Kim Schrøder, Professor of Communication at Roskilde University, Denmark who authored the report writes, “Personal relevance is an indispensable gate-keeper of engagement with a news story. Relevance is tied to sociability. It often originates in the belief that family and friends might take an interest in the story. This is often coupled with shareability – a wish to share and tag a friend on social media.”

“Single most effective way”

He adds, “People frequently click on stories that are amusing, trivial, or weird, with no obvious civic focus. But they maintain a clear sense of what is trivial and what matters. On the whole, people want to stay informed about what goes on around them, at the local, national, and international levels.”

The professor suggests journalists “prioritize news stories with civic value, they should trust their instincts rather than relying on the unreliable seismograph offered by ‘Most Read’ lists.”

“I actually think this is a healthier business model for local news organizations than the current reliance on what is a declining share of advertising revenue,” says Franklin. He recommends publishers shift their focus from viral, clickbait-type stories and headlines, towards “building a long-term relationship with a core cohort of paying subscribers.”

According to Tom Rosenstiel, Executive Director of the American Press Institute, “The traffic to most sites is coming from a core group. So the key is to expand that core group – not to get people who come twice a month to come four times a month.”

Both Rosenstiel and Ed Malthouse, Research Director of Medill’s Spiegel Research Center, suggest that email newsletters offer an effective way to get more readers into a daily habit.

We’ve seen data from Google that shows that email newsletters are the single most effective way to get people to decide to subscribe.

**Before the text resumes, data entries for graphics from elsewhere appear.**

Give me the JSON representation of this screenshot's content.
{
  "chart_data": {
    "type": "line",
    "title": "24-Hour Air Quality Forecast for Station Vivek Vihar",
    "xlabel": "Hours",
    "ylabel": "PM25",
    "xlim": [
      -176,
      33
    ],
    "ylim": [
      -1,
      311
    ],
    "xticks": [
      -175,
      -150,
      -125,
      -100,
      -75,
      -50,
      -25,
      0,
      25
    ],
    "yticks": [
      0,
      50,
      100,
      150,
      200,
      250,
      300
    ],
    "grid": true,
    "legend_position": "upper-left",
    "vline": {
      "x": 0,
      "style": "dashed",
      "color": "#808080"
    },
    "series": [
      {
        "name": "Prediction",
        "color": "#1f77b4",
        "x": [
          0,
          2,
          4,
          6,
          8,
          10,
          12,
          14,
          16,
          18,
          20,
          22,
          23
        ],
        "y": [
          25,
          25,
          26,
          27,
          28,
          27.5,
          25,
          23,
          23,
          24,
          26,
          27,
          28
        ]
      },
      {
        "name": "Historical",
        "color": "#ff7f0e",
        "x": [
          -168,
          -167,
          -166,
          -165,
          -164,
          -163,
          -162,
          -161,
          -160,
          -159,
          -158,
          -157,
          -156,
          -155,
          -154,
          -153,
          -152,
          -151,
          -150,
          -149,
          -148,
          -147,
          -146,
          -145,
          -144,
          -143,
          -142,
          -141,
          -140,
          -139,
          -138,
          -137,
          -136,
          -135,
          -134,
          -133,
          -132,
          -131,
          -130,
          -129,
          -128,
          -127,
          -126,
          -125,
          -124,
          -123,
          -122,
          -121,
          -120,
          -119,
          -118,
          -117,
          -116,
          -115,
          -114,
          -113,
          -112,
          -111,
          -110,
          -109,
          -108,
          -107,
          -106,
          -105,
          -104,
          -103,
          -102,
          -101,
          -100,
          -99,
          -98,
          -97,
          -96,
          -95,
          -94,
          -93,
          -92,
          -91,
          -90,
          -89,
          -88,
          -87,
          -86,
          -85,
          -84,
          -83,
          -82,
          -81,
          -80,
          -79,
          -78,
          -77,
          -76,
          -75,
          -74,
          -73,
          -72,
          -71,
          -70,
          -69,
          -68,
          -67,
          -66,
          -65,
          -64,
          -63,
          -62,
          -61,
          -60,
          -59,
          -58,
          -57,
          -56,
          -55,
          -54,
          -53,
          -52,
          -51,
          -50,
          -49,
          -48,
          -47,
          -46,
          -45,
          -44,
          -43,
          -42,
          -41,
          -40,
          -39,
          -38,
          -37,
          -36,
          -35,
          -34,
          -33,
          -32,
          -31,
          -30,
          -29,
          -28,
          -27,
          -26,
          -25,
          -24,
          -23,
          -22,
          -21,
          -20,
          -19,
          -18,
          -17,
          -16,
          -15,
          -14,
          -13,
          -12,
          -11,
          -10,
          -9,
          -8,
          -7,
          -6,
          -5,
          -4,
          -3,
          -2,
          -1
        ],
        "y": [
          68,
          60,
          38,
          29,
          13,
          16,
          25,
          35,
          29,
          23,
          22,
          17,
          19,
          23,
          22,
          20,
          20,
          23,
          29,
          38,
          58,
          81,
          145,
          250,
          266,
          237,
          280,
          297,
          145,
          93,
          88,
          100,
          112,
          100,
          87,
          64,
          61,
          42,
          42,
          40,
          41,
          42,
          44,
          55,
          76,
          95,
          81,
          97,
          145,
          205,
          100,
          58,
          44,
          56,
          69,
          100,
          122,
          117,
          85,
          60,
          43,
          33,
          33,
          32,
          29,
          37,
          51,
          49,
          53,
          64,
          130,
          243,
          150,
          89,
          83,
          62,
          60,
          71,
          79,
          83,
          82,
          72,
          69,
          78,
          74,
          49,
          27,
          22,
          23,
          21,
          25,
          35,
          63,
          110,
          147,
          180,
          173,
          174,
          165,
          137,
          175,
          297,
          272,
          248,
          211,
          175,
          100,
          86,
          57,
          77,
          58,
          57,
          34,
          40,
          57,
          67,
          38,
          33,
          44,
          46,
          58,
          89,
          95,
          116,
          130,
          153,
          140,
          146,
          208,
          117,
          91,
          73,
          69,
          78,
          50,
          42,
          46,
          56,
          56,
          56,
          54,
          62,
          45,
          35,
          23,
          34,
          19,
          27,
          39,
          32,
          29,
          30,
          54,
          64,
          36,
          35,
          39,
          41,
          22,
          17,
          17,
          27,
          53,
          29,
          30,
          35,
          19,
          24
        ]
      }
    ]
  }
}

Tom Rosenstiel, Executive Director of the American Press Institute

“Vast unrealized potential”

A generic newsletter that just contains the latest links won’t work though. With so much information out there, newsletters need to stand out with a personal and engaging tone. Otherwise, readers who are already overwhelmed with updates would not care to look at them.

Personalization is the key to success for newsletters. While customization, where readers can choose what newsletters they want to receive is common, personalization, according to the Medill study, is “an idea with vast unrealized potential.”

Which brings us to the findings of the Reuters study. When combined, the findings of both studies indicate that offering a personalized experience to readers—by sharing with them stories that have personal relevance for them—could foster loyalty and encourage readers to subscribe and subscribers to stay.

The New York Times, for example, uses a combination of human curation and machine learning to send readers a personalized newsletter, “Your Weekly Edition” that features stories they “might have missed.” The publisher uses an automated system that selects articles for individual readers, based on their reading history, and what other readers have found interesting.

With traffic from social media being unreliable, newsletters offer publishers a better opportunity to build a long-term relationship with readers. Moreover, readers chose to receive newsletters, which indicates they are already interested. That’s like a major hurdle out of the way. If the publisher is then able to hook readers through content that matters to them, then over time they are more likely to become paid subscribers.